There’s a familiar look, and yet a few new faces, in the two limited-overs squads Pakistan named late on Thursday for next month’s tour of the West Indies and the United States.
First the headline calls. Shaheen Shah Afridi, rested for the trip to Bangladesh, is fit again and listed in both the ODIs and the T20Is. Hasan Nawaz, 22, earns his maiden ODI call-up on the back of a frankly bonkers start to international cricket: two first-ball ducks, then the fastest T20I hundred by a Pakistani, all inside three nights last March. Chief selector Wahab Riaz – who spoke for barely ten minutes before leaving the room – said simply, “We like what we’ve seen and think Hasan’s game can travel.”

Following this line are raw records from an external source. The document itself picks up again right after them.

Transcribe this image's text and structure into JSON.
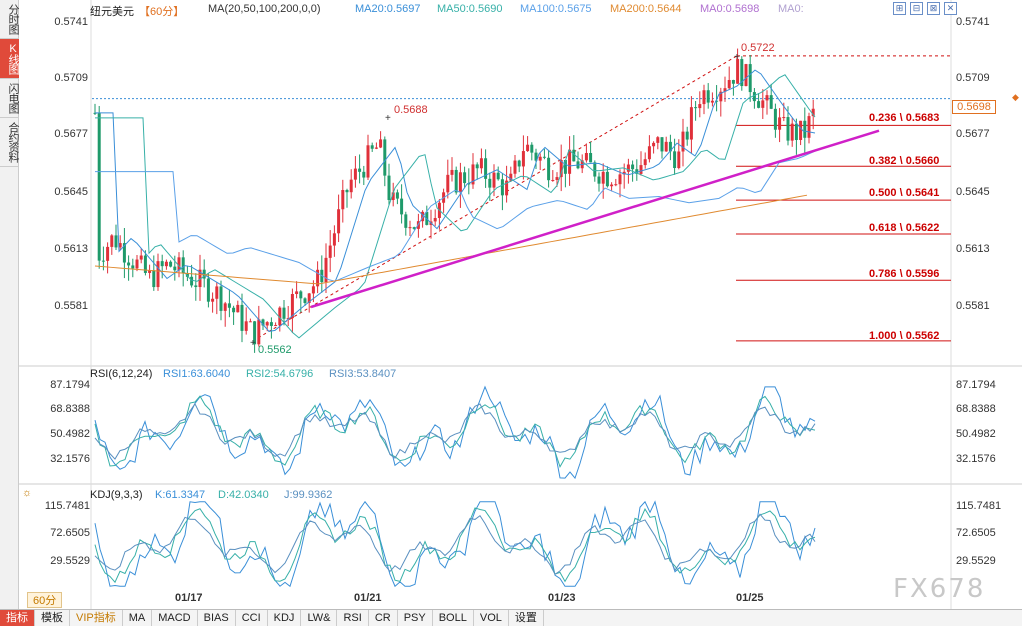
{
  "side_tabs": [
    "分时图",
    "K线图",
    "闪电图",
    "合约资料"
  ],
  "side_tab_active": 1,
  "header": {
    "symbol": "纽元美元",
    "period": "【60分】",
    "ma_title": "MA(20,50,100,200,0,0)",
    "ma20": "MA20:0.5697",
    "ma50": "MA50:0.5690",
    "ma100": "MA100:0.5675",
    "ma200": "MA200:0.5644",
    "ma0a": "MA0:0.5698",
    "ma0b": "MA0:"
  },
  "win_buttons": [
    "⊞",
    "⊟",
    "⊠",
    "✕"
  ],
  "price_axis": [
    "0.5741",
    "0.5709",
    "0.5677",
    "0.5645",
    "0.5613",
    "0.5581"
  ],
  "current_price": "0.5698",
  "peak_labels": {
    "high": "0.5722",
    "mid_high": "0.5688",
    "low": "0.5562"
  },
  "fib_levels": [
    {
      "ratio": "0.236",
      "value": "0.5683",
      "label": "0.236 \\ 0.5683"
    },
    {
      "ratio": "0.382",
      "value": "0.5660",
      "label": "0.382 \\ 0.5660"
    },
    {
      "ratio": "0.500",
      "value": "0.5641",
      "label": "0.500 \\ 0.5641"
    },
    {
      "ratio": "0.618",
      "value": "0.5622",
      "label": "0.618 \\ 0.5622"
    },
    {
      "ratio": "0.786",
      "value": "0.5596",
      "label": "0.786 \\ 0.5596"
    },
    {
      "ratio": "1.000",
      "value": "0.5562",
      "label": "1.000 \\ 0.5562"
    }
  ],
  "rsi": {
    "title": "RSI(6,12,24)",
    "rsi1": "RSI1:63.6040",
    "rsi2": "RSI2:54.6796",
    "rsi3": "RSI3:53.8407",
    "axis": [
      "87.1794",
      "68.8388",
      "50.4982",
      "32.1576"
    ]
  },
  "kdj": {
    "title": "KDJ(9,3,3)",
    "k": "K:61.3347",
    "d": "D:42.0340",
    "j": "J:99.9362",
    "axis": [
      "115.7481",
      "72.6505",
      "29.5529"
    ]
  },
  "x_axis": [
    "01/17",
    "01/21",
    "01/23",
    "01/25"
  ],
  "period_chip": "60分",
  "toolbar": [
    "指标",
    "模板",
    "VIP指标",
    "MA",
    "MACD",
    "BIAS",
    "CCI",
    "KDJ",
    "LW&",
    "RSI",
    "CR",
    "PSY",
    "BOLL",
    "VOL",
    "设置"
  ],
  "toolbar_active": 0,
  "watermark": "FX678",
  "colors": {
    "up": "#e0303a",
    "down": "#1e9a6a",
    "ma20": "#3a8fd8",
    "ma50": "#37b0a8",
    "ma100": "#5aa0e8",
    "ma200": "#e08a30",
    "trend": "#d020c8",
    "fib": "#d01010"
  }
}
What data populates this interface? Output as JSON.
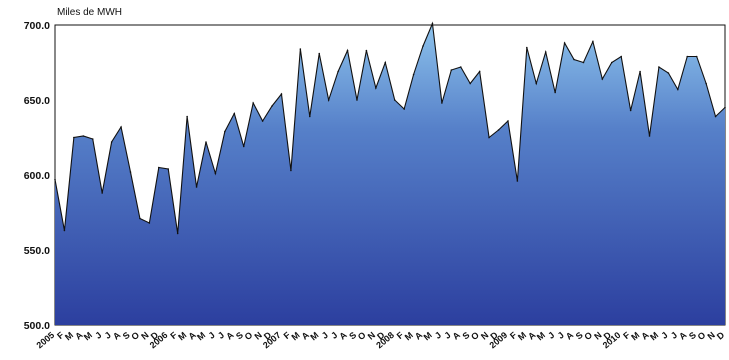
{
  "chart_data": {
    "type": "area",
    "ylabel": "Miles de MWH",
    "ylim": [
      500,
      700
    ],
    "yticks": [
      "700.0",
      "650.0",
      "600.0",
      "550.0",
      "500.0"
    ],
    "ytick_values": [
      700,
      650,
      600,
      550,
      500
    ],
    "grid": false,
    "legend": "none",
    "fill_top_color": "#8dc3ec",
    "fill_bottom_color": "#2c3f9f",
    "line_color": "#111111",
    "categories": [
      "2005",
      "F",
      "M",
      "A",
      "M",
      "J",
      "J",
      "A",
      "S",
      "O",
      "N",
      "D",
      "2006",
      "F",
      "M",
      "A",
      "M",
      "J",
      "J",
      "A",
      "S",
      "O",
      "N",
      "D",
      "2007",
      "F",
      "M",
      "A",
      "M",
      "J",
      "J",
      "A",
      "S",
      "O",
      "N",
      "D",
      "2008",
      "F",
      "M",
      "A",
      "M",
      "J",
      "J",
      "A",
      "S",
      "O",
      "N",
      "D",
      "2009",
      "F",
      "M",
      "A",
      "M",
      "J",
      "J",
      "A",
      "S",
      "O",
      "N",
      "D",
      "2010",
      "F",
      "M",
      "A",
      "M",
      "J",
      "J",
      "A",
      "S",
      "O",
      "N",
      "D"
    ],
    "series": [
      {
        "values": [
          597,
          563,
          625,
          626,
          624,
          588,
          622,
          632,
          602,
          571,
          568,
          605,
          604,
          561,
          639,
          592,
          622,
          601,
          629,
          641,
          619,
          648,
          636,
          646,
          654,
          603,
          684,
          639,
          681,
          650,
          669,
          683,
          650,
          683,
          658,
          675,
          650,
          644,
          667,
          686,
          701,
          648,
          670,
          672,
          661,
          669,
          625,
          630,
          636,
          596,
          685,
          661,
          682,
          655,
          688,
          677,
          675,
          689,
          664,
          675,
          679,
          643,
          669,
          626,
          672,
          668,
          657,
          679,
          679,
          661,
          639,
          645
        ]
      }
    ]
  }
}
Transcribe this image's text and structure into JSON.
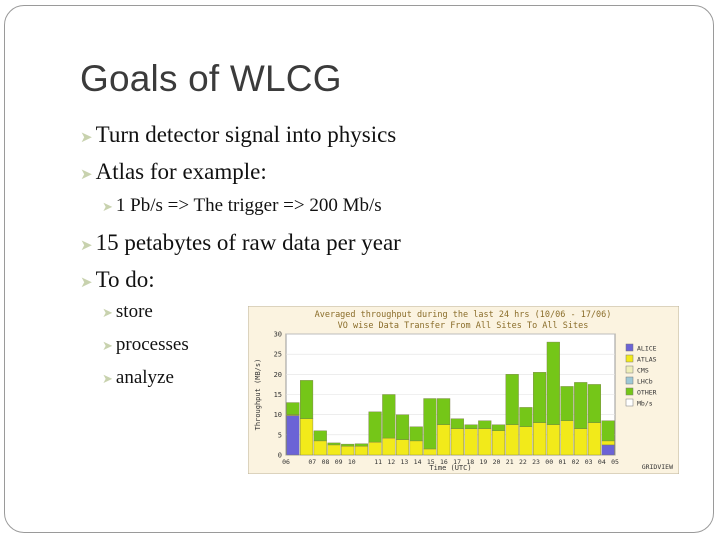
{
  "slide": {
    "title": "Goals of WLCG",
    "bullets": [
      {
        "level": 1,
        "text": "Turn detector signal into physics"
      },
      {
        "level": 1,
        "text": "Atlas for example:"
      },
      {
        "level": 2,
        "text": "1 Pb/s => The trigger => 200 Mb/s"
      },
      {
        "level": 1,
        "text": "15 petabytes of raw data per year"
      },
      {
        "level": 1,
        "text": "To do:"
      },
      {
        "level": 2,
        "text": "store"
      },
      {
        "level": 2,
        "text": "processes"
      },
      {
        "level": 2,
        "text": "analyze"
      }
    ],
    "bullet_icon": "arrow-bullet-icon",
    "bullet_color": "#c8d2ae"
  },
  "chart_data": {
    "type": "bar",
    "title": "Averaged throughput during the last 24 hrs (10/06 - 17/06)",
    "subtitle": "VO wise Data Transfer From All Sites To All Sites",
    "ylabel": "Throughput (MB/s)",
    "xlabel": "Time (UTC)",
    "ylim": [
      0,
      30
    ],
    "yticks": [
      "0",
      "5",
      "10",
      "15",
      "20",
      "25",
      "30"
    ],
    "categories": [
      "06",
      "07",
      "08",
      "09",
      "10",
      "11",
      "12",
      "13",
      "14",
      "15",
      "16",
      "17",
      "18",
      "19",
      "20",
      "21",
      "22",
      "23",
      "00",
      "01",
      "02",
      "03",
      "04",
      "05"
    ],
    "xtick_labels": [
      "06",
      "",
      "07",
      "08",
      "09",
      "10",
      "",
      "11",
      "12",
      "13",
      "14",
      "15",
      "16",
      "17",
      "18",
      "19",
      "20",
      "21",
      "22",
      "23",
      "00",
      "01",
      "02",
      "03",
      "04",
      "05"
    ],
    "series": [
      {
        "name": "ALICE",
        "color": "#6b63d6",
        "values": [
          9.8,
          0,
          0,
          0,
          0,
          0,
          0,
          0,
          0,
          0,
          0,
          0,
          0,
          0,
          0,
          0,
          0,
          0,
          0,
          0,
          0,
          0,
          0,
          2.5
        ]
      },
      {
        "name": "ATLAS",
        "color": "#f2ea1a",
        "values": [
          0.2,
          9,
          3.5,
          2.5,
          2.2,
          2.2,
          3.2,
          4.2,
          3.8,
          3.5,
          1.5,
          7.5,
          6.5,
          6.5,
          6.5,
          6,
          7.5,
          7,
          8,
          7.5,
          8.5,
          6.5,
          8,
          1
        ]
      },
      {
        "name": "CMS",
        "color": "#eeeeb8",
        "values": [
          0,
          0,
          0,
          0,
          0,
          0,
          0,
          0,
          0,
          0,
          0,
          0,
          0,
          0,
          0,
          0,
          0,
          0,
          0,
          0,
          0,
          0,
          0,
          0
        ]
      },
      {
        "name": "LHCb",
        "color": "#9ec8d6",
        "values": [
          0,
          0,
          0,
          0,
          0,
          0,
          0,
          0,
          0,
          0,
          0,
          0,
          0,
          0,
          0,
          0,
          0,
          0,
          0,
          0,
          0,
          0,
          0,
          0
        ]
      },
      {
        "name": "OTHER",
        "color": "#75c618",
        "values": [
          3,
          9.5,
          2.5,
          0.5,
          0.5,
          0.6,
          7.5,
          10.8,
          6.2,
          3.5,
          12.5,
          6.5,
          2.5,
          1,
          2,
          1.5,
          12.5,
          4.8,
          12.5,
          20.5,
          8.5,
          11.5,
          9.5,
          5
        ]
      },
      {
        "name": "Mb/s",
        "color": "#ffffff",
        "values": [
          0,
          0,
          0,
          0,
          0,
          0,
          0,
          0,
          0,
          0,
          0,
          0,
          0,
          0,
          0,
          0,
          0,
          0,
          0,
          0,
          0,
          0,
          0,
          0
        ]
      }
    ],
    "legend_position": "right",
    "grid": true,
    "credit": "GRIDVIEW"
  }
}
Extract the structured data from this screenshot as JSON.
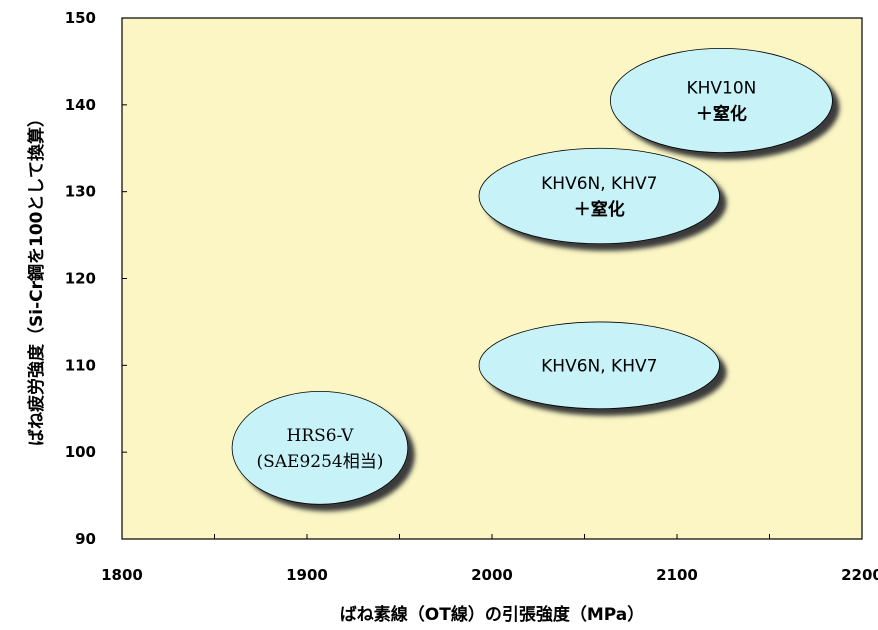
{
  "chart_data": {
    "type": "scatter",
    "title": "",
    "xlabel": "ばね素線（OT線）の引張強度（MPa）",
    "ylabel": "ばね疲労強度（Si-Cr鋼を100として換算）",
    "xlim": [
      1800,
      2200
    ],
    "ylim": [
      90,
      150
    ],
    "x_ticks": [
      "1800",
      "1900",
      "2000",
      "2100",
      "2200"
    ],
    "y_ticks": [
      "90",
      "100",
      "110",
      "120",
      "130",
      "140",
      "150"
    ],
    "grid": false,
    "regions": [
      {
        "lines": [
          "HRS6-V",
          "(SAE9254相当)"
        ],
        "x_range": [
          1860,
          1955
        ],
        "y_range": [
          94,
          107
        ],
        "center": [
          1907,
          100.5
        ]
      },
      {
        "lines": [
          "KHV6N, KHV7"
        ],
        "x_range": [
          1995,
          2125
        ],
        "y_range": [
          105,
          115
        ],
        "center": [
          2058,
          110
        ]
      },
      {
        "lines": [
          "KHV6N, KHV7",
          "＋窒化"
        ],
        "x_range": [
          1995,
          2125
        ],
        "y_range": [
          124,
          135
        ],
        "center": [
          2058,
          129.5
        ]
      },
      {
        "lines": [
          "KHV10N",
          "＋窒化"
        ],
        "x_range": [
          2065,
          2185
        ],
        "y_range": [
          134,
          146
        ],
        "center": [
          2124,
          140.5
        ]
      }
    ],
    "colors": {
      "plot_background": "#fbf6c4",
      "bubble_fill": "#c7f2f8",
      "bubble_shadow": "#3a3a3a",
      "bubble_stroke": "#000000"
    }
  }
}
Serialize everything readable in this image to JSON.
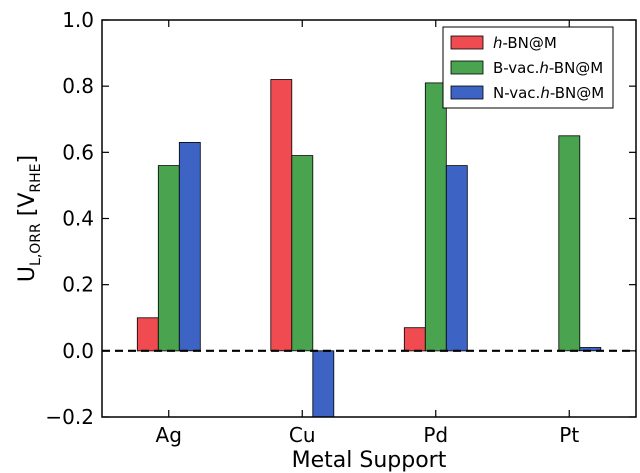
{
  "chart_data": {
    "type": "bar",
    "title": "",
    "xlabel": "Metal Support",
    "ylabel": {
      "main": "U",
      "sub": "L,ORR",
      "unit_main": "V",
      "unit_sub": "RHE"
    },
    "categories": [
      "Ag",
      "Cu",
      "Pd",
      "Pt"
    ],
    "ylim": [
      -0.2,
      1.0
    ],
    "yticks": [
      "−0.2",
      "0.0",
      "0.2",
      "0.4",
      "0.6",
      "0.8",
      "1.0"
    ],
    "ytick_values": [
      -0.2,
      0.0,
      0.2,
      0.4,
      0.6,
      0.8,
      1.0
    ],
    "grid": false,
    "legend_position": "top-right",
    "reference_line": {
      "y": 0.0,
      "style": "dashed",
      "color": "#000000"
    },
    "series": [
      {
        "name_prefix": "h",
        "name_rest": "-BN@M",
        "color": "#ef4b50",
        "values": [
          0.1,
          0.82,
          0.07,
          0.0
        ]
      },
      {
        "name_prefix_plain": "B-vac.",
        "name_italic": "h",
        "name_rest": "-BN@M",
        "color": "#4aa34f",
        "values": [
          0.56,
          0.59,
          0.81,
          0.65
        ]
      },
      {
        "name_prefix_plain": "N-vac.",
        "name_italic": "h",
        "name_rest": "-BN@M",
        "color": "#3d63c4",
        "values": [
          0.63,
          -0.2,
          0.56,
          0.01
        ]
      }
    ]
  }
}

The ODI leg – three matches at the Brian Lara Cricket Academy on 8, 10 and 12 August – is Pakistan’s first in that format since November. Head coach Mike Hesson admitted he would have preferred more T20 cricket with a World Cup looming, but added, “there’s value in fifty-over rhythm, too”, so the compromise was to keep the squad tight at 16.
Quick-bowler Hasan Ali also returns in both lists after a productive stint with Birmingham Bears in the T20 Blast. His last ODI came at the 2023 World Cup; a sore back then cost him the early part of the PSL. “I’m hungry to play all formats again,” he said at the airport in Lahore.
Pakistan have trimmed some of the newer names who toured Bangladesh. Salman Mirza and Abbas Afridi are out; Mohammad Nawaz and Hussain Talat stay in, largely for their all-round value. Hesson likes options at seven and eight, and Nawaz’s left-arm spin plus clean hitting keeps him relevant.
Babar Azam and Mohammad Rizwan are back in their more familiar 50-over shirts after sitting out the Bangladesh T20Is. Babar, asked whether intermittent breaks disrupt batting rhythm, shrugged: “I’d rather be fresh than fried.”
The three-match T20I series comes first – 31 July, 2 and 3 August – at Central Broward Park, Lauderhill. Logistics are not ideal: Pakistan end the Dhaka tour on the 24th, grab two nights at home, then fly again on the 27th. Afridi laughed when someone suggested jet-lag might dull his pace, “It’s the same for everyone, isn’t it?”
Underlying all this is the PCB’s current obsession with T20 cricket. They axed an ODI leg against Bangladesh in May to shoe-horn extra T20Is, though those were cancelled once the calendar jammed up. This West Indies rubber survived partly because broadcast contracts were already signed, partly because Hesson quietly argued a young side still needs exposure to the longer white-ball game.
The squads, as released, read:
T20Is: Salman Ali Agha (capt), Abrar Ahmed, Faheem Ashraf, Fakhar Zaman, Haris Rauf, Hasan Ali, Hasan Nawaz, Hussain Talat, Khushdil Shah, Mohammad Haris (wk), Mohammad Nawaz, Sahibzada Farhan (wk), Saim Ayub, Shaheen Shah Afridi, Shadab Khan, Usama Mir.
ODIs: Mohammad Rizwan (capt & wk), Babar Azam, Fakhar Zaman, Imam-ul-Haq, Saud Shakeel, Salman Ali Agha, Hasan Nawaz, Mohammad Nawaz, Shadab Khan, Faheem Ashraf, Hasan Ali, Shaheen Shah Afridi, Naseem Shah, Haris Rauf, Usama Mir, Abrar Ahmed.
On paper, the pace battery looks healthy: Afridi, Rauf and Naseem Shah can all touch 145kph, while Hasan Ali offers swing with the new ball. Spin remains more of a patch-work, Shadab’s leg-spin still the main threat, Abrar and Usama both attacking but occasionally wild.
The batting order is harder to pin down, especially in ODIs. Rizwan is likely to open with Imam, freeing Babar to control things at three, yet Hesson is open to sliding Saud Shakeel up to tackle spin early. “I’m not over-thinking it,” the coach said. “Good players adjust.”
Pakistan land in Miami on 27 July, squeeze in three training sessions, then it all starts again under the Florida heat. It feels relentless, and the squad is young enough to ride that wave. Whether the balance between preparation for a T20 World Cup and keeping the ODI skills alive is quite right, we’ll only find out once the first new ball swings next month.